Earlier this month, I was on a historical fiction panel at Left Coast Crime in Washington state to talk about my new novel, The County Line. The site was billed as Seattle, but was actually in Bellevue, just east of Seattle. As it turns out, my aunt — my mother’s sister — left Columbia County, Arkansas and lived in Bellevue, Washington many years ago. But today we’re looking at Columbia County, Arkansas, the site of my fiction.
One of the questions required of any historical fiction panel is “How do you do your research?”
From newspapers to diaries, the sources are often exactly what you’d think. One of the most helpful sources, though, has been a spiral-bound, cheap reprint, bought from some dude off eBay a few years back.
I bought a copy of the Columbia County section of Goodspeed’s Biographical and Historical Memoirs of Southern Arkansas. Back in the late 19th-century, The Goodspeed Publishing Company out of Chicago, Nashville, and St. Louis published histories of “prominent” citizens that were mostly sent in by these prominent citizens.
In the early 1880s Westin A. Goodspeed, a successful Nashville-based publisher, discovered that volumes combining local history, biography, and state historical records had sold well in Ohio, Pennsylvania, New York, and several other northern states. In the South, except for Kentucky, Virginia, and Georgia, little compilation of resources had occurred since the Civil War; Goodspeed acted to fill that gap in Tennessee. — Tennessee Encyclopedia
So you have these regional collections, and you can go to AbeBooks or Amazon or eBay or elsewhere and snag one for the county you’re interested in.
Of course, Goodspeed aren’t the only folks who have done this. In fact, eBay has a storefront of sorts devoted to these county histories: American History County by County.
Heck, you don’t even need to hand over ten bucks to some eBay seller in Bucksnort, Tennessee or Chadron, Nebraska to read these books. The Internet Archive has you covered, and you can download and print your own.
The reprinted, sprial-bound version I bought contains the 65 pages that make up the Columbia County section of the bigger southern Arkansas book from Goodspeed, as well as a section of Columbia County information from a Work Projects Administration American Guide book.

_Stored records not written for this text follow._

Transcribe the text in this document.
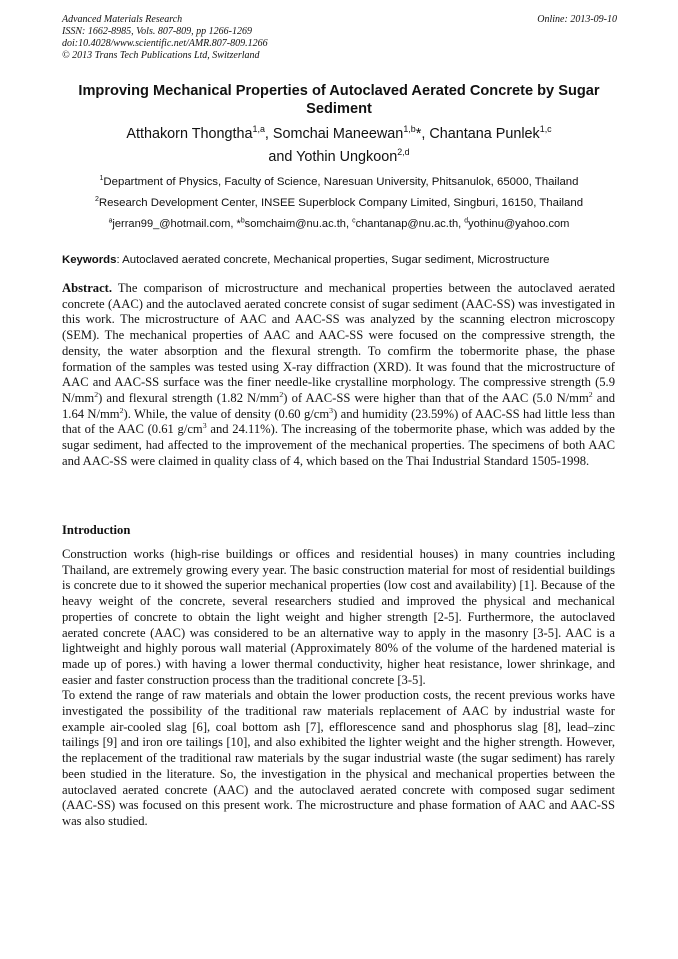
Advanced Materials Research
ISSN: 1662-8985, Vols. 807-809, pp 1266-1269
doi:10.4028/www.scientific.net/AMR.807-809.1266
© 2013 Trans Tech Publications Ltd, Switzerland
Online: 2013-09-10
Improving Mechanical Properties of Autoclaved Aerated Concrete by Sugar Sediment
Atthakorn Thongtha$^{1,a}$, Somchai Maneewan$^{1,b}$*, Chantana Punlek$^{1,c}$
and Yothin Ungkoon$^{2,d}$
$^1$Department of Physics, Faculty of Science, Naresuan University, Phitsanulok, 65000, Thailand
$^2$Research Development Center, INSEE Superblock Company Limited, Singburi, 16150, Thailand
$^a$jerran99_@hotmail.com, *$^b$somchaim@nu.ac.th, $^c$chantanap@nu.ac.th, $^d$yothinu@yahoo.com
Keywords: Autoclaved aerated concrete, Mechanical properties, Sugar sediment, Microstructure
Abstract. The comparison of microstructure and mechanical properties between the autoclaved aerated concrete (AAC) and the autoclaved aerated concrete consist of sugar sediment (AAC-SS) was investigated in this work. The microstructure of AAC and AAC-SS was analyzed by the scanning electron microscopy (SEM). The mechanical properties of AAC and AAC-SS were focused on the compressive strength, the density, the water absorption and the flexural strength. To comfirm the tobermorite phase, the phase formation of the samples was tested using X-ray diffraction (XRD). It was found that the microstructure of AAC and AAC-SS surface was the finer needle-like crystalline morphology. The compressive strength (5.9 $N/mm^2$) and flexural strength (1.82 $N/mm^2$) of AAC-SS were higher than that of the AAC (5.0 $N/mm^2$ and 1.64 $N/mm^2$). While, the value of density (0.60 $g/cm^3$) and humidity (23.59%) of AAC-SS had little less than that of the AAC (0.61 $g/cm^3$ and 24.11%). The increasing of the tobermorite phase, which was added by the sugar sediment, had affected to the improvement of the mechanical properties. The specimens of both AAC and AAC-SS were claimed in quality class of 4, which based on the Thai Industrial Standard 1505-1998.
Introduction

Construction works (high-rise buildings or offices and residential houses) in many countries including Thailand, are extremely growing every year. The basic construction material for most of residential buildings is concrete due to it showed the superior mechanical properties (low cost and availability) [1]. Because of the heavy weight of the concrete, several researchers studied and improved the physical and mechanical properties of concrete to obtain the light weight and higher strength [2-5]. Furthermore, the autoclaved aerated concrete (AAC) was considered to be an alternative way to apply in the masonry [3-5]. AAC is a lightweight and highly porous wall material (Approximately 80% of the volume of the hardened material is made up of pores.) with having a lower thermal conductivity, higher heat resistance, lower shrinkage, and easier and faster construction process than the traditional concrete [3-5].

To extend the range of raw materials and obtain the lower production costs, the recent previous works have investigated the possibility of the traditional raw materials replacement of AAC by industrial waste for example air-cooled slag [6], coal bottom ash [7], efflorescence sand and phosphorus slag [8], lead–zinc tailings [9] and iron ore tailings [10], and also exhibited the lighter weight and the higher strength. However, the replacement of the traditional raw materials by the sugar industrial waste (the sugar sediment) has rarely been studied in the literature. So, the investigation in the physical and mechanical properties between the autoclaved aerated concrete (AAC) and the autoclaved aerated concrete with composed sugar sediment (AAC-SS) was focused on this present work. The microstructure and phase formation of AAC and AAC-SS was also studied.
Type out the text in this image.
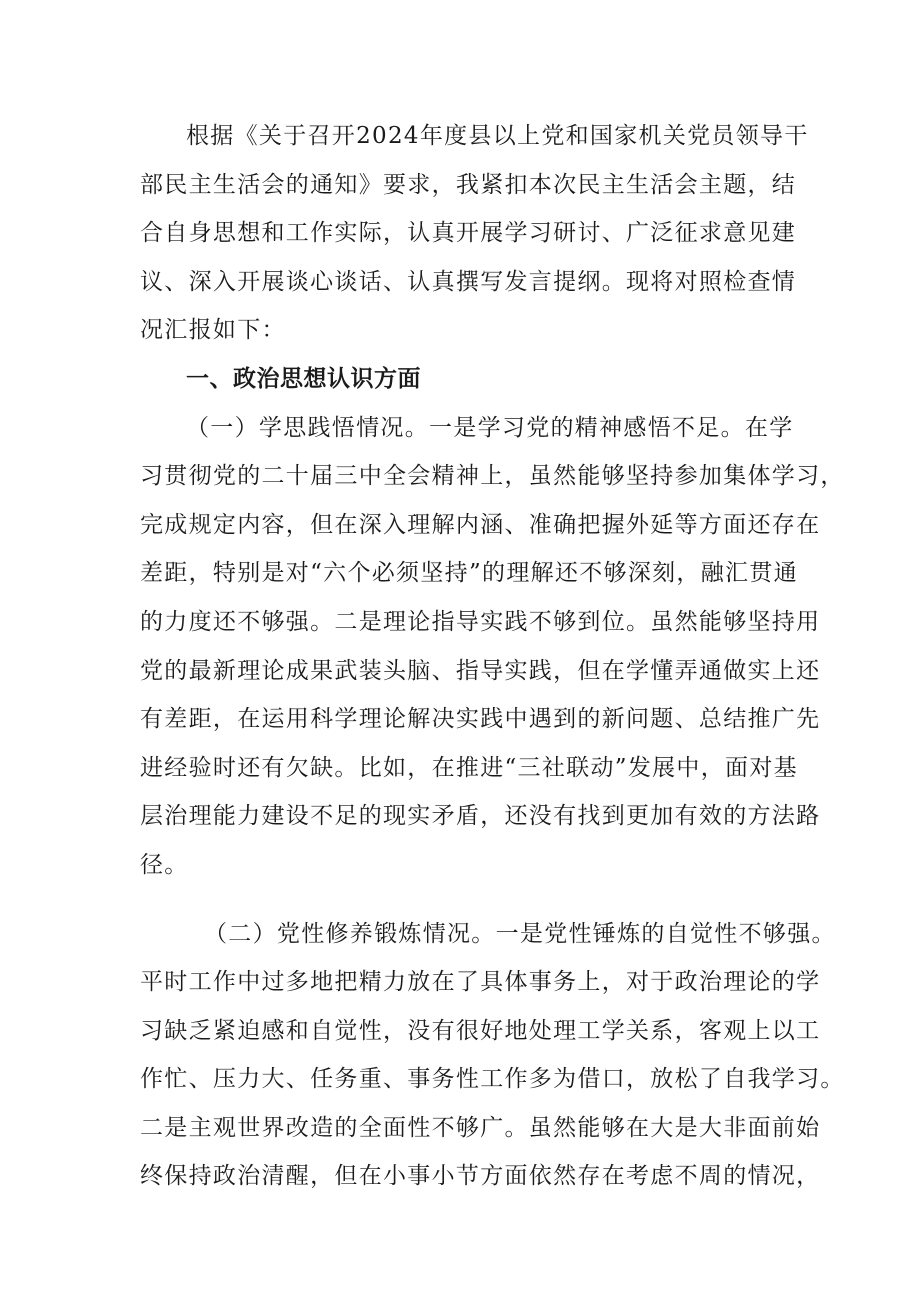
根据《关于召开2024年度县以上党和国家机关党员领导干
部民主生活会的通知》要求，我紧扣本次民主生活会主题，结
合自身思想和工作实际，认真开展学习研讨、广泛征求意见建
议、深入开展谈心谈话、认真撰写发言提纲。现将对照检查情
况汇报如下：
一、政治思想认识方面
（一）学思践悟情况。一是学习党的精神感悟不足。在学
习贯彻党的二十届三中全会精神上，虽然能够坚持参加集体学习，
完成规定内容，但在深入理解内涵、准确把握外延等方面还存在
差距，特别是对“六个必须坚持”的理解还不够深刻，融汇贯通
的力度还不够强。二是理论指导实践不够到位。虽然能够坚持用
党的最新理论成果武装头脑、指导实践，但在学懂弄通做实上还
有差距，在运用科学理论解决实践中遇到的新问题、总结推广先
进经验时还有欠缺。比如，在推进“三社联动”发展中，面对基
层治理能力建设不足的现实矛盾，还没有找到更加有效的方法路
径。
（二）党性修养锻炼情况。一是党性锤炼的自觉性不够强。
平时工作中过多地把精力放在了具体事务上，对于政治理论的学
习缺乏紧迫感和自觉性，没有很好地处理工学关系，客观上以工
作忙、压力大、任务重、事务性工作多为借口，放松了自我学习。
二是主观世界改造的全面性不够广。虽然能够在大是大非面前始
终保持政治清醒，但在小事小节方面依然存在考虑不周的情况，
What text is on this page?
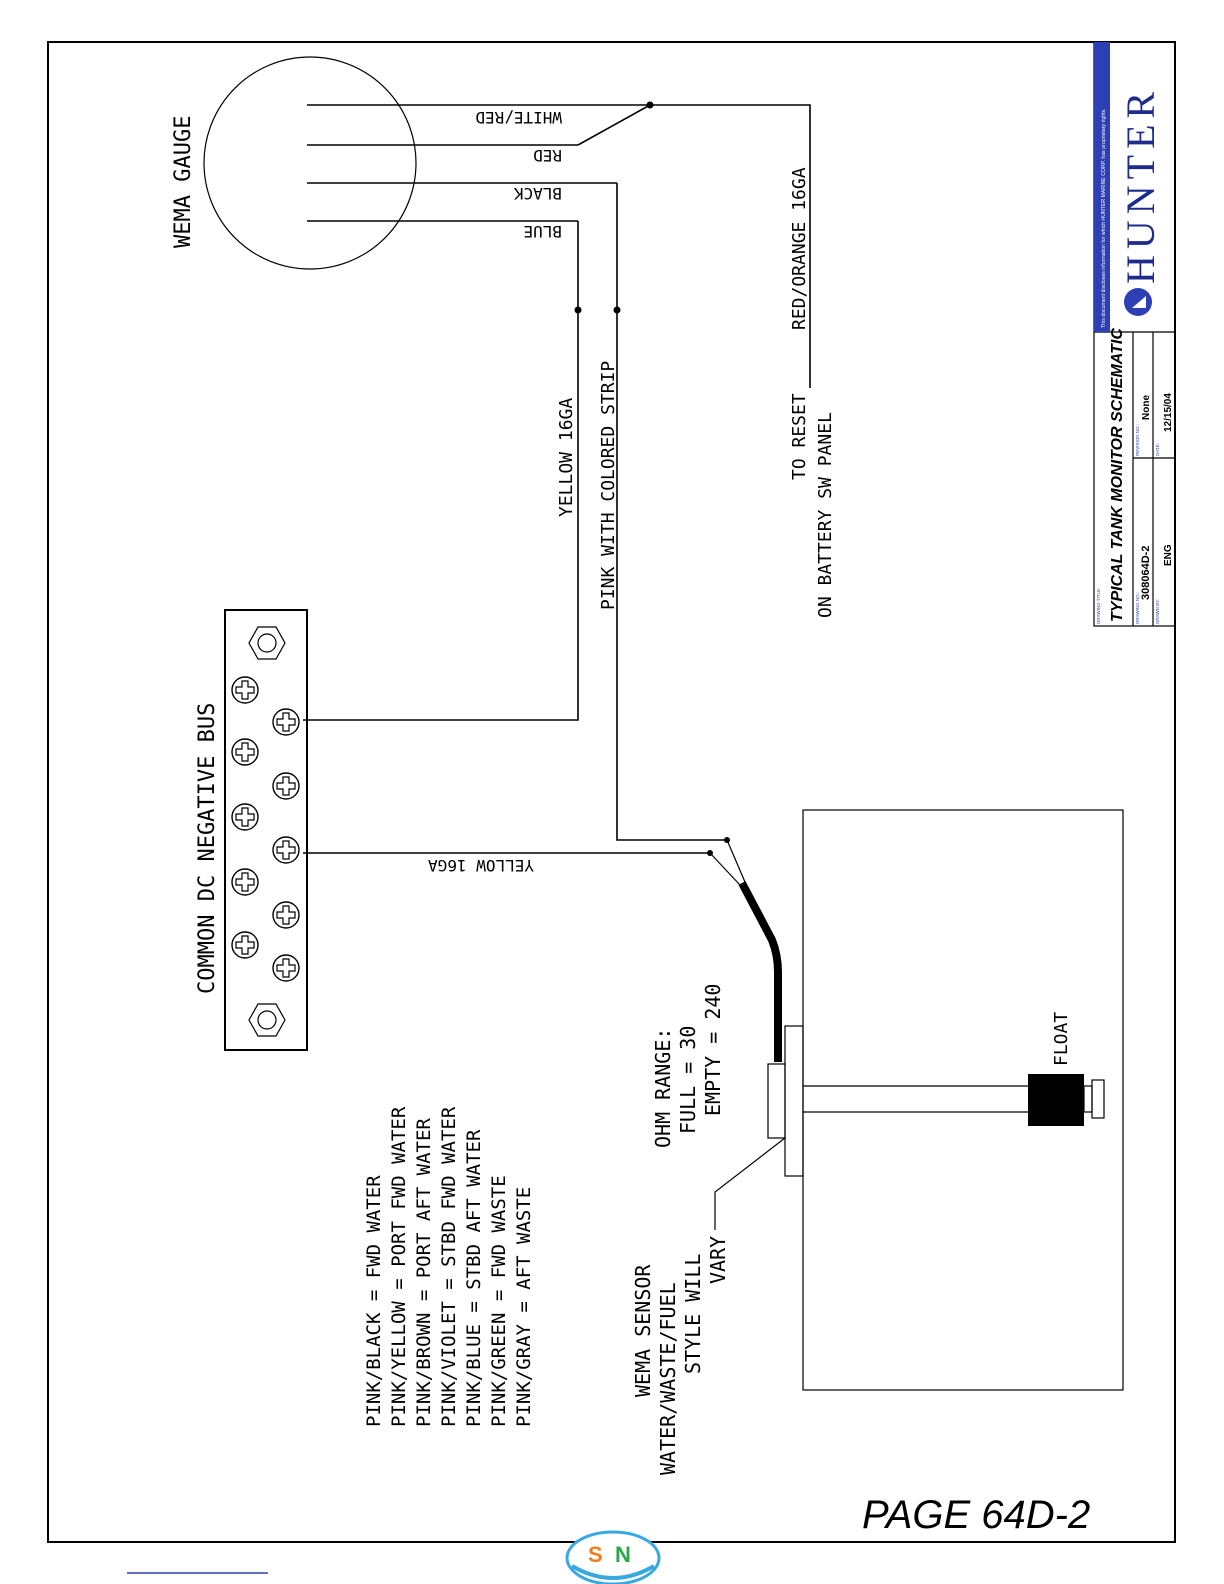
WEMA GAUGE	WHITE/RED
RED
BLACK
BLUE	RED/ORANGE 16GA
TO RESET ON BATTERY SW PANEL
YELLOW 16GA PINK WITH COLORED STRIP
YELLOW 16GA
COMMON DC NEGATIVE BUS
FLOAT
OHM RANGE: FULL = 30 EMPTY = 240
WEMA SENSOR WATER/WASTE/FUEL STYLE WILL VARY
PINK/BLACK = FWD WATER PINK/YELLOW = PORT FWD WATER PINK/BROWN = PORT AFT WATER PINK/VIOLET = STBD FWD WATER PINK/BLUE = STBD AFT WATER PINK/GREEN = FWD WASTE PINK/GRAY = AFT WASTE
This document discloses information for which HUNTER MARINE CORP. has proprietary rights. HUNTER
DRAWING TITLE: TYPICAL TANK MONITOR SCHEMATIC DRAWING NO.:
308064D-2
REVISION NO.:
None
DRAWN BY:
ENG
DATE:
12/15/04
PAGE 64D-2
S N
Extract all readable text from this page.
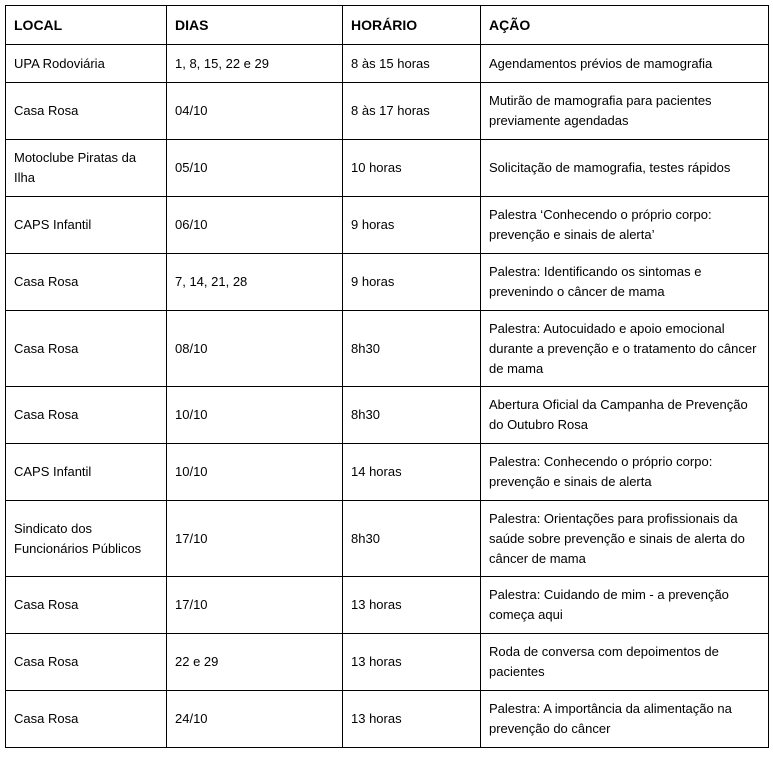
LOCAL	DIAS	HORÁRIO	AÇÃO
UPA Rodoviária	1, 8, 15, 22 e 29	8 às 15 horas	Agendamentos prévios de mamografia
Casa Rosa	04/10	8 às 17 horas	Mutirão de mamografia para pacientes previamente agendadas
Motoclube Piratas da Ilha	05/10	10 horas	Solicitação de mamografia, testes rápidos
CAPS Infantil	06/10	9 horas	Palestra ‘Conhecendo o próprio corpo: prevenção e sinais de alerta’
Casa Rosa	7, 14, 21, 28	9 horas	Palestra: Identificando os sintomas e prevenindo o câncer de mama
Casa Rosa	08/10	8h30	Palestra: Autocuidado e apoio emocional durante a prevenção e o tratamento do câncer de mama
Casa Rosa	10/10	8h30	Abertura Oficial da Campanha de Prevenção do Outubro Rosa
CAPS Infantil	10/10	14 horas	Palestra: Conhecendo o próprio corpo: prevenção e sinais de alerta
Sindicato dos Funcionários Públicos	17/10	8h30	Palestra: Orientações para profissionais da saúde sobre prevenção e sinais de alerta do câncer de mama
Casa Rosa	17/10	13 horas	Palestra: Cuidando de mim - a prevenção começa aqui
Casa Rosa	22 e 29	13 horas	Roda de conversa com depoimentos de pacientes
Casa Rosa	24/10	13 horas	Palestra: A importância da alimentação na prevenção do câncer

You can learn about the people from the area, as well as the area itself. I find the financial information really useful, as you get a good idea of how far your dollar would go in, say, 1873.
Even this little section pictured above is so full of wonderful information, both good and, well wrong.
(The book mentions here that the “present townships” included “Lambertine,” though the town was Lamartine, named for a French poet, naturally.)
The old military roads mentioned here fascinate me. As does the poor farm. Reading through this book, you get great flavor and facts, though I’d suggest double-checking both.
And, if you’re from that area, you’ll likely as not run across your kin. Here’s one of my own uncles (great-great-etc), Monroe Jefferson Talley.
You also get so many great names: Littleton, Salida, for example. Heck, my great-great(and so on) grandfather Elisha (son of Micajah) Talley even gets mentioned.
If you’re interested in researching history, either for creating fiction or enjoying non-fiction, I’d suggest looking around for the Goodspeed book on your area, if there is one. And if there isn’t, I’m sure someone on eBay will trade you another publisher’s spiral-bound county history for fifteen dollars or so.